According to the candidates, more living wage jobs and small business opportunities would provide many of the answers to several problems plaguing the ward, St. Paul's most diverse and economically troubled. Many said they would work to ensure that residents have access to new jobs expected to emerge from the LRT corridor.

"We need to create a city that's going to attract new businesses," said Johnny Howard, a longtime neighborhood organizer and landlord who has Green Party backing. The more people employed, he said, the fewer crimes.

Nearly 100 people attended the 75-minute forum sponsored by the League of Women Voters. Only one candidate, Republican-backed Paul Holmgren, did not participate.

The winner will fill out the last two years of the term of former City Council Member Melvin Carter III, who stepped down last summer to take a state education job. The council appointed former NAACP head Nathaniel Khaliq to hold the seat until the winner takes over in November.

Noel Nix, Carter's former aide, and Dai Thao, a community organizer and IT manager, have scored the most endorsements, followed by Kazoua Kong-Thao, a charter school operations director and former school board member.

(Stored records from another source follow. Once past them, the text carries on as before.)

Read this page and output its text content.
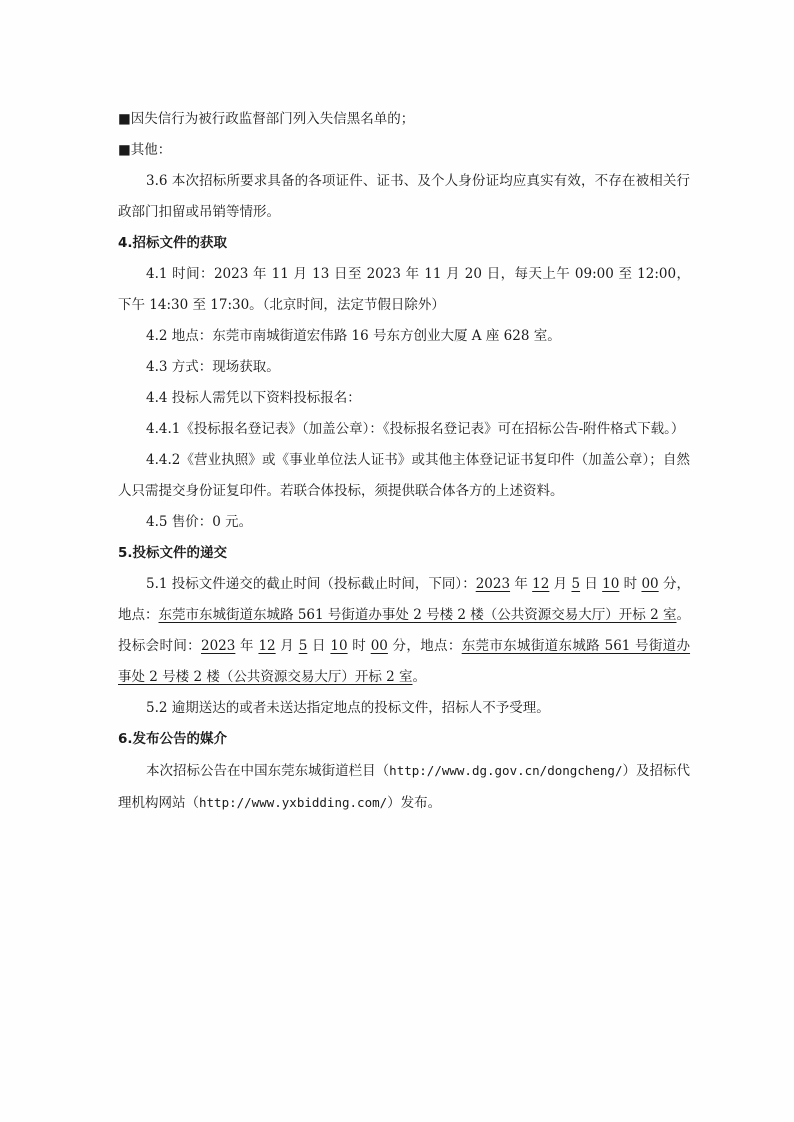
■因失信行为被行政监督部门列入失信黑名单的；

■其他：

3.6 本次招标所要求具备的各项证件、证书、及个人身份证均应真实有效，不存在被相关行政部门扣留或吊销等情形。

4.招标文件的获取

4.1 时间：2023 年 11 月 13 日至 2023 年 11 月 20 日，每天上午 09:00 至 12:00，下午 14:30 至 17:30。（北京时间，法定节假日除外）

4.2 地点：东莞市南城街道宏伟路 16 号东方创业大厦 A 座 628 室。

4.3 方式：现场获取。

4.4 投标人需凭以下资料投标报名：

4.4.1《投标报名登记表》（加盖公章）：《投标报名登记表》可在招标公告-附件格式下载。）

4.4.2《营业执照》或《事业单位法人证书》或其他主体登记证书复印件（加盖公章）；自然人只需提交身份证复印件。若联合体投标，须提供联合体各方的上述资料。

4.5 售价：0 元。

5.投标文件的递交

5.1 投标文件递交的截止时间（投标截止时间，下同）：2023 年 12 月 5 日 10 时 00 分，地点：东莞市东城街道东城路 561 号街道办事处 2 号楼 2 楼（公共资源交易大厅）开标 2 室。投标会时间：2023 年 12 月 5 日 10 时 00 分，地点：东莞市东城街道东城路 561 号街道办事处 2 号楼 2 楼（公共资源交易大厅）开标 2 室。

5.2 逾期送达的或者未送达指定地点的投标文件，招标人不予受理。

6.发布公告的媒介

本次招标公告在中国东莞东城街道栏目（http://www.dg.gov.cn/dongcheng/）及招标代理机构网站（http://www.yxbidding.com/）发布。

All three battled unsuccessfully in July for the DFL Party endorsement, which went to no one.

Also running are Mark Voerding, a Ramsey County Board aide, and Debbie Montgomery, a former police commander who won the First Ward seat in 2003 but lost her re-election bid to Carter four years later.

Stopping crime will require a multipronged approach, Nix said, including an effective police force, more recreational opportunities for youths and maintaining housing stock. He cited Carter's house buyback program as a way to stem the tide of foreclosures in the community.

Voerding agreed that the key to reducing crime is more jobs along with better enforcement, and cited his work as a council aide to reinstate beat cops and start the FORCE program to flood crisis areas with officers.

Thao called himself "a transformative leader" who will listen to residents and make job creation his top priority. He suggested one way to lessen the property tax burden on residents would be to spread it to the city's myriad colleges and universities.

Kong-Thao, citing her experience helping to manage the school board's multimillion dollar budget, said the council needs to do a better job of prioritizing its resources. She also questioned the effectiveness of the Promise neighborhood, a city and schools collaboration designed to close the achievement gap between white and minority students, asking "what are we actually promising … and can we deliver?"

As of last month, Thao was winning the money battle. The latest campaign finance reports showed that he had raised more than $24,000, more than twice that of any other candidate, and had $10,200 in his campaign war chest. Kong-Thao and Howard each had raised just under $10,000, while Nix had raised nearly $6,000 and Montgomery had brought in $4,700.